Artist Brushes

Finding the right artist brushes is going to be one of your greatest chalenges. But, it need not be. Just take your time to look over what is being offered. Consider that your brushes are what you will be using to apply the paint to the canvas. So, take note that selecting the right brush is very important. Of course, it is a different story if you are going to be painting with the palette or painting knife.

Understand, if you choose cheapy and poor quality brushes, you will end up with poor control over how the paint is applied to the canvas. I suggest that you choose a few good medium or better quality brushes to start.

Try to get the best quality artist brushes you can afford. Ultimately, you will be greatly rewarded for it. It is best to start out with about four to six good brushes. You can always add more as time goes by.

What is a good brush?

Sometimes it is hard to tell. However, if you choose artist grade brushes from an art supply store, and not one of those offers of twenty brushes for a buck, two ninety-eight you will probably do well.

Artist Brush Hair Types

There are different kinds of artist brushes for different kinds of painting. It is impairative that you choose the right kind.
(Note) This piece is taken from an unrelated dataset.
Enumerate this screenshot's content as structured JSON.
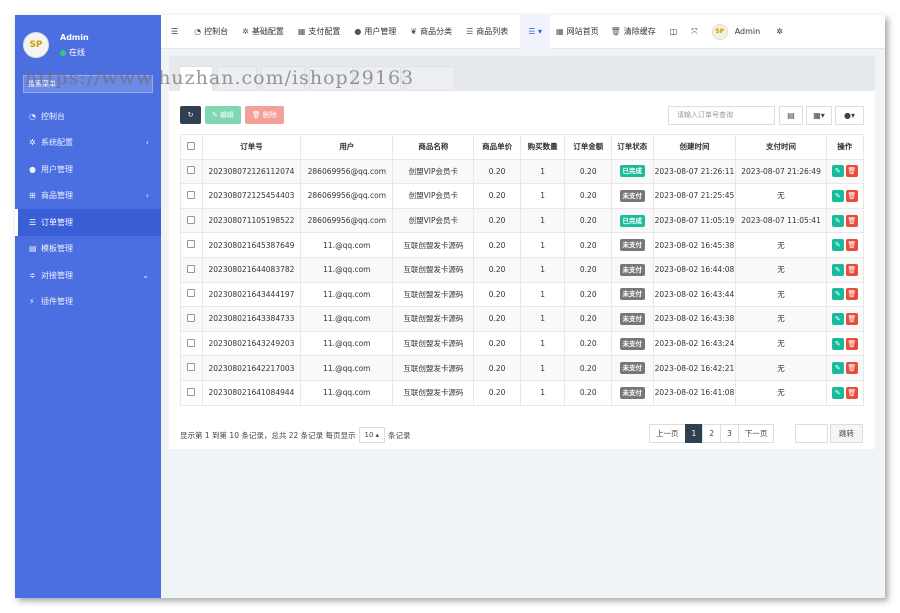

  • For oil painting the natural hog hair bristle brush is the one most artists use. It has the stiffness and spring necessary for the application of thick oil paints.
  • The combination bristle brush consists of hog hair and a synthetic bristles. This brush is more flexible and can be used for both oil and acrylic painting.
  • The sable hair brush can be used for smoother strokes and adding detail.
  • The badger hair brush is even softer than the sable. It makes a good glazing and/or blending brush.
  • Taklon – the most used synthetic material. It is used mostly for acrlic painting.

Artist Brush Shapes

The two most commonly used artist brushes are the flat and the bright.

  • The flat because of it’s slightly longer bristle, is more flexible.
  • The bright is a shorter version of the flat. It can create crisper brush strokes and texture than the flat.
  • The hog bristle round is generally not used much.
  • The filbert has oval shaped bristles that leave a rounded stroke.
  • The fan brush can be used for creating clouds and some foliage.
  • The round sable can be used for finer detail.
  • The rigger or script liner – a thin long haired sable that can be used for thin lines, tree branches and for signing your name.